1 PIERRE, IV, 7. La sobriété chrétienne. (Lire 1 Cor., IX, 19-fin.)
« Sobres. » Voilà un mot sérieux. Il semble presque superflu de recommander la sobriété au chrétien dans ce qui concerne la vie matérielle; et cependant, à côte des excès dans le manger et dans le boire, qui sont incompatibles avec la profession chrétienne et contre lesquels le Seigneur Jésus a pourtant jugé nécessaire de prémunir ses disciples, n'y a-t-il pas la recherche du bien-être, qui joue un si grand rôle dans notre siècle? Ne se glisse-t-elle pas facilement même chez les chrétiens qui, soit nécessité, soit conviction, ont évité le luxe ? Quant à ce qui est permis ou défendu en pareille matière, «que chacun agisse selon qu'il est pleinement persuadé dans son esprit; » mais il faut être « sobre » même à l'égard des plus légitimes de ces jouissances, parce qu'elles nous font aisément oublier que nous sommes étrangers et voyageurs sur la terre, parce qu'elles nous attachent aux choses visibles, qu'elles nous énervent, ce qui est funeste pour ceux qui ont à « combattre le bon combat de la foi. , « Je traite durement mon corps et je le tiens assujetti, , disait saint Paul, « de peur qu'après avoir prêché aux autres, « je ne sois moi-même rejeté.» « Soyez donc sobres. » - Il faut l'être encore dans la vie du coeur.

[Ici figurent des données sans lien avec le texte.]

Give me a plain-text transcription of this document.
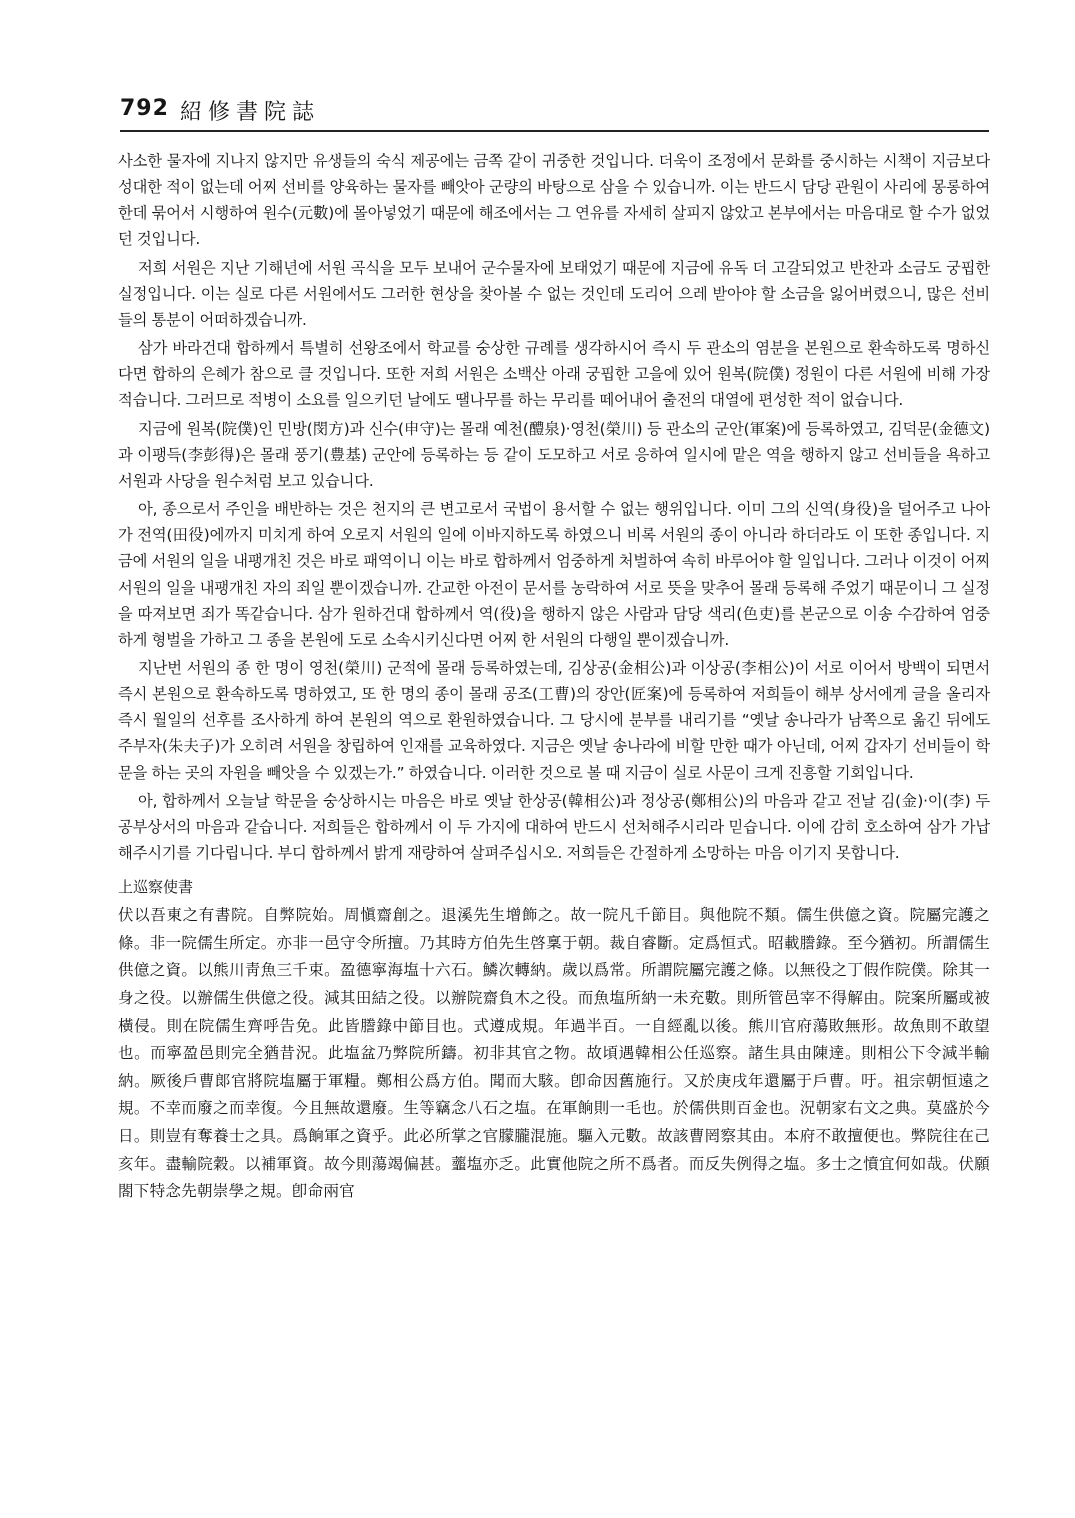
792 紹修書院誌

사소한 물자에 지나지 않지만 유생들의 숙식 제공에는 금쪽 같이 귀중한 것입니다. 더욱이 조정에서 문화를 중시하는 시책이 지금보다 성대한 적이 없는데 어찌 선비를 양육하는 물자를 빼앗아 군량의 바탕으로 삼을 수 있습니까. 이는 반드시 담당 관원이 사리에 몽롱하여 한데 묶어서 시행하여 원수(元數)에 몰아넣었기 때문에 해조에서는 그 연유를 자세히 살피지 않았고 본부에서는 마음대로 할 수가 없었던 것입니다.

저희 서원은 지난 기해년에 서원 곡식을 모두 보내어 군수물자에 보태었기 때문에 지금에 유독 더 고갈되었고 반찬과 소금도 궁핍한 실정입니다. 이는 실로 다른 서원에서도 그러한 현상을 찾아볼 수 없는 것인데 도리어 으레 받아야 할 소금을 잃어버렸으니, 많은 선비들의 통분이 어떠하겠습니까.

삼가 바라건대 합하께서 특별히 선왕조에서 학교를 숭상한 규례를 생각하시어 즉시 두 관소의 염분을 본원으로 환속하도록 명하신다면 합하의 은혜가 참으로 클 것입니다. 또한 저희 서원은 소백산 아래 궁핍한 고을에 있어 원복(院僕) 정원이 다른 서원에 비해 가장 적습니다. 그러므로 적병이 소요를 일으키던 날에도 땔나무를 하는 무리를 떼어내어 출전의 대열에 편성한 적이 없습니다.

지금에 원복(院僕)인 민방(閔方)과 신수(申守)는 몰래 예천(醴泉)·영천(榮川) 등 관소의 군안(軍案)에 등록하였고, 김덕문(金德文)과 이팽득(李彭得)은 몰래 풍기(豊基) 군안에 등록하는 등 같이 도모하고 서로 응하여 일시에 맡은 역을 행하지 않고 선비들을 욕하고 서원과 사당을 원수처럼 보고 있습니다.

아, 종으로서 주인을 배반하는 것은 천지의 큰 변고로서 국법이 용서할 수 없는 행위입니다. 이미 그의 신역(身役)을 덜어주고 나아가 전역(田役)에까지 미치게 하여 오로지 서원의 일에 이바지하도록 하였으니 비록 서원의 종이 아니라 하더라도 이 또한 종입니다. 지금에 서원의 일을 내팽개친 것은 바로 패역이니 이는 바로 합하께서 엄중하게 처벌하여 속히 바루어야 할 일입니다. 그러나 이것이 어찌 서원의 일을 내팽개친 자의 죄일 뿐이겠습니까. 간교한 아전이 문서를 농락하여 서로 뜻을 맞추어 몰래 등록해 주었기 때문이니 그 실정을 따져보면 죄가 똑같습니다. 삼가 원하건대 합하께서 역(役)을 행하지 않은 사람과 담당 색리(色吏)를 본군으로 이송 수감하여 엄중하게 형벌을 가하고 그 종을 본원에 도로 소속시키신다면 어찌 한 서원의 다행일 뿐이겠습니까.

지난번 서원의 종 한 명이 영천(榮川) 군적에 몰래 등록하였는데, 김상공(金相公)과 이상공(李相公)이 서로 이어서 방백이 되면서 즉시 본원으로 환속하도록 명하였고, 또 한 명의 종이 몰래 공조(工曹)의 장안(匠案)에 등록하여 저희들이 해부 상서에게 글을 올리자 즉시 월일의 선후를 조사하게 하여 본원의 역으로 환원하였습니다. 그 당시에 분부를 내리기를 “옛날 송나라가 남쪽으로 옮긴 뒤에도 주부자(朱夫子)가 오히려 서원을 창립하여 인재를 교육하였다. 지금은 옛날 송나라에 비할 만한 때가 아닌데, 어찌 갑자기 선비들이 학문을 하는 곳의 자원을 빼앗을 수 있겠는가.” 하였습니다. 이러한 것으로 볼 때 지금이 실로 사문이 크게 진흥할 기회입니다.

아, 합하께서 오늘날 학문을 숭상하시는 마음은 바로 옛날 한상공(韓相公)과 정상공(鄭相公)의 마음과 같고 전날 김(金)·이(李) 두 공부상서의 마음과 같습니다. 저희들은 합하께서 이 두 가지에 대하여 반드시 선처해주시리라 믿습니다. 이에 감히 호소하여 삼가 가납해주시기를 기다립니다. 부디 합하께서 밝게 재량하여 살펴주십시오. 저희들은 간절하게 소망하는 마음 이기지 못합니다.

上巡察使書

伏以吾東之有書院。自弊院始。周愼齋創之。退溪先生增飾之。故一院凡千節目。與他院不類。儒生供億之資。院屬完護之條。非一院儒生所定。亦非一邑守令所擅。乃其時方伯先生啓稟于朝。裁自睿斷。定爲恒式。昭載謄錄。至今猶初。所謂儒生供億之資。以熊川靑魚三千束。盈德寧海塩十六石。鱗次轉納。歲以爲常。所謂院屬完護之條。以無役之丁假作院僕。除其一身之役。以辦儒生供億之役。減其田結之役。以辦院齋負木之役。而魚塩所納一未充數。則所管邑宰不得解由。院案所屬或被橫侵。則在院儒生齊呼告免。此皆謄錄中節目也。式遵成規。年過半百。一自經亂以後。熊川官府蕩敗無形。故魚則不敢望也。而寧盈邑則完全猶昔況。此塩盆乃弊院所鑄。初非其官之物。故頃遇韓相公任巡察。諸生具由陳達。則相公下令減半輸納。厥後戶曹郞官將院塩屬于軍糧。鄭相公爲方伯。聞而大駭。卽命因舊施行。又於庚戌年還屬于戶曹。吁。祖宗朝恒遠之規。不幸而廢之而幸復。今且無故還廢。生等竊念八石之塩。在軍餉則一毛也。於儒供則百金也。況朝家右文之典。莫盛於今日。則豈有奪養士之具。爲餉軍之資乎。此必所掌之官朦朧混施。驅入元數。故該曹罔察其由。本府不敢擅便也。弊院往在己亥年。盡輸院穀。以補軍資。故今則蕩竭偏甚。虀塩亦乏。此實他院之所不爲者。而反失例得之塩。多士之憤宜何如哉。伏願閤下特念先朝崇學之規。卽命兩官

Ceci paraît étrange à dire à des chrétiens; le christianisme vivant, la religion de l'amour profond et dévoué, de l'amour éternel, n'est-il pas le principe des plus vives affections? Oui; et pourtant il faut que le chrétien aime sobrement, veillant sur son coeur pour le « garder des idoles; » il doit se rappeler que « la fin de toutes choses est proche, » de toutes les choses terrestres, même de celles du coeur, que Dieu peut juger bon de lui redemander ses plus chers trésors. « Soyez donc sobres. » - « Sobres, » il nous faut être aussi dans les jouissances de l'esprit. Non qu'il n'y ait un devoir positif à développer autant que possible nos facultés intellectuelles; mais une certaine réserve est nécessaire. On peut s'attacher aux recherches scientifiques, aux questions littéraires, à la culture des arts, de manière à y consacrer trop de temps et à quitter avec peine ces régions élevées pour revenir aux petits et prosaïques devoirs de la vie habituelle, qui est la vie sérieuse, le premier champ que Dieu ouvre à l'activité de tous.
On peut perdre de vue le but pratique de la vie: on peut aussi, et bien facilement, tomber dans l'orgueil et oublier que les seules choses qui subsisteront toujours sont celles de la piété. « La fin de toutes choses est proche. » « Soyez donc sobres. » - L'expérience de tout chrétien sérieux et sincère lui fera reconnaître combien la sobriété est indispensable, combien elle est rare de nos jours, combien il faut veiller sur soi-même à cet égard. C'est ce qui fait le prix et l'importance de la recommandation par laquelle se termine notre texte : « Soyez vigilants dans la prière. » Prions pour être détachés de la terre en toutes choses, pour être rendus capables de nous affectionner aux choses qui sont en haut et non à celles qui sont sur la terre, pour avoir « nos reins ceints et nos lampes allumées. »
PRIÈRE.
Daigne nous rendre toi-même vigilants et sobres, ô notre Dieu. Tu fais de combien de tentations nous sommes entourés, et combien il nous est difficile de n'abuser de rien; tu sais que notre coeur est faible et que nous avons besoin que tu nous aides à le garder. Fais-nous sentir, rappelle-nous que nous n'avons pas ici de cité permanente parce que le monde passe avec sa convoitise; préserve-nous donc de nous endormir dans des jouissances propres à nous faire perdre de vue la vocation céleste qui est devant nous. Nous te supplions de faire en nous tout ce que tu vois nous être nécessaire, ô notre Dieu, de nous garder du mal et de nous affermir dans ta grâce en Jésus. Aide-nous à aimer en toi et selon toi ceux que tu nous donnes à aimer; fais-nous chercher ta gloire en toutes choses; donne-nous de te considérer en toutes nos voies pour que tu diriges nos sentiers. Exauce notre prière, ô notre Dieu, pour l'amour de ton Fils. Amen.